I should like to turn to the issue of free school meals, on which I hope to be able to offer the new ministerial team some constructive advice. I do not know if they have seen the letter that the Secretary of State for Education sent to my right hon. Friend the shadow Education Secretary on 7 June, in which he says that he plans to discuss the whole issue of free school meals with DWP colleagues. Labour Members are disappointed that the Secretary of State has decided not to go ahead with extending the eligibility of free school meals to the 500,000 children in primary schools whose parents are on working tax credits. He says in his letter:

“I am sympathetic to the arguments for extending eligibility—though surprised that a decision to do so was taken before any evidence on the impact on attainment could be collected from pilots.”

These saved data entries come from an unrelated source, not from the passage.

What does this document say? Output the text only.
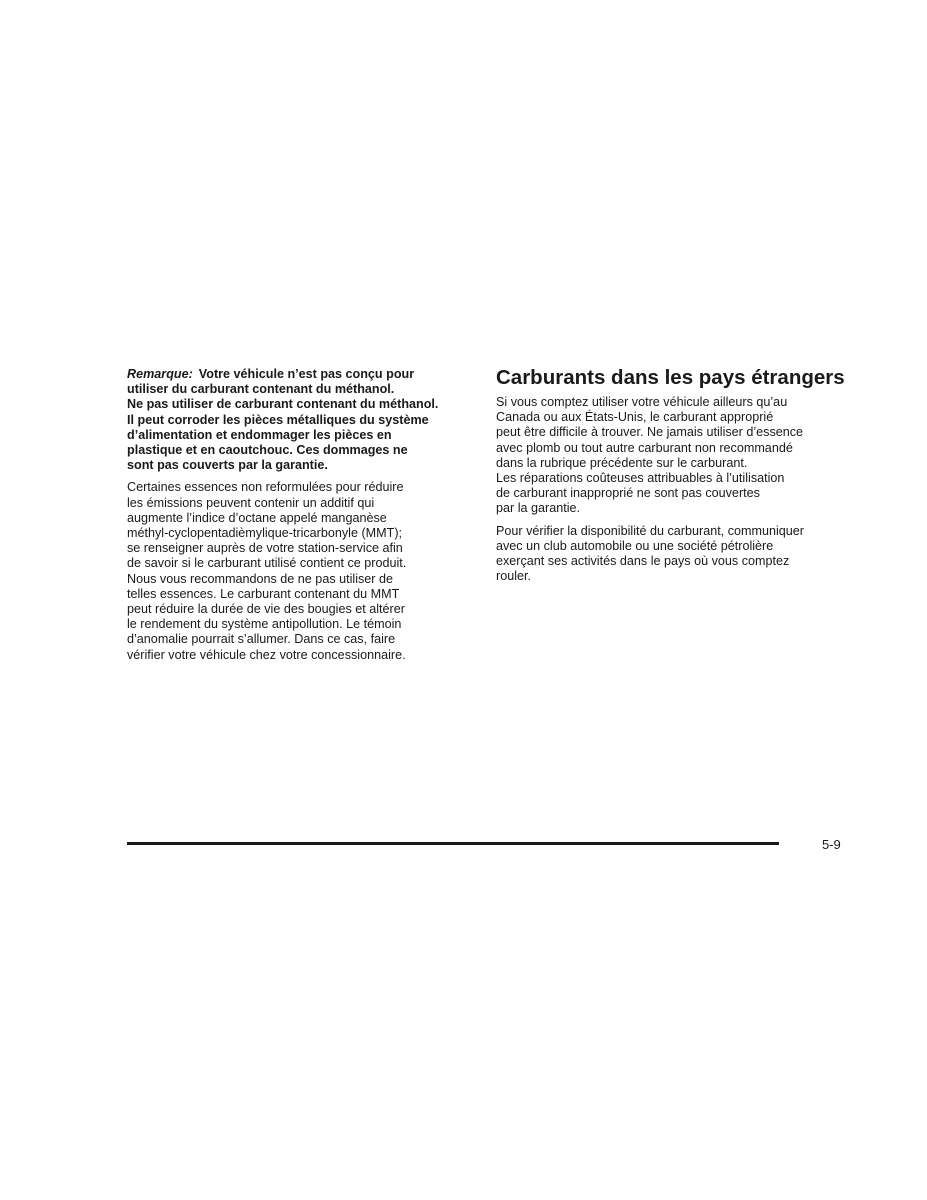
Remarque: Votre véhicule n’est pas conçu pour
utiliser du carburant contenant du méthanol.
Ne pas utiliser de carburant contenant du méthanol.
Il peut corroder les pièces métalliques du système
d’alimentation et endommager les pièces en
plastique et en caoutchouc. Ces dommages ne
sont pas couverts par la garantie.
Certaines essences non reformulées pour réduire
les émissions peuvent contenir un additif qui
augmente l’indice d’octane appelé manganèse
méthyl-cyclopentadièmylique-tricarbonyle (MMT);
se renseigner auprès de votre station-service afin
de savoir si le carburant utilisé contient ce produit.
Nous vous recommandons de ne pas utiliser de
telles essences. Le carburant contenant du MMT
peut réduire la durée de vie des bougies et altérer
le rendement du système antipollution. Le témoin
d’anomalie pourrait s’allumer. Dans ce cas, faire
vérifier votre véhicule chez votre concessionnaire.
Carburants dans les pays étrangers
Si vous comptez utiliser votre véhicule ailleurs qu’au
Canada ou aux États-Unis, le carburant approprié
peut être difficile à trouver. Ne jamais utiliser d’essence
avec plomb ou tout autre carburant non recommandé
dans la rubrique précédente sur le carburant.
Les réparations coûteuses attribuables à l’utilisation
de carburant inapproprié ne sont pas couvertes
par la garantie.
Pour vérifier la disponibilité du carburant, communiquer
avec un club automobile ou une société pétrolière
exerçant ses activités dans le pays où vous comptez
rouler.
5-9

That argument is not wholly unfamiliar to us. However, I would like the Minister to understand that we decided to go ahead with extending eligibility to those 500,000 children not only because we expected it to have a beneficial impact on their performance in school but because it is estimated that it would lift 50,000 children out of poverty and would be a serious improvement to the quality of work incentives. I strongly urge him to ask his officials if he could look at the analysis of the most cost-effective measures for addressing child poverty, because I believe he will see, as we did, that this is one of the most effective things that could be done. As the Education Department team are not here, I point out that another advantage of the measure is that it does not come off the DWP budget. This delay will be seriously disappointing for large numbers of families across the country. I urge the Government not to begin their tenure by repeating Mrs Thatcher’s snatching of the milk.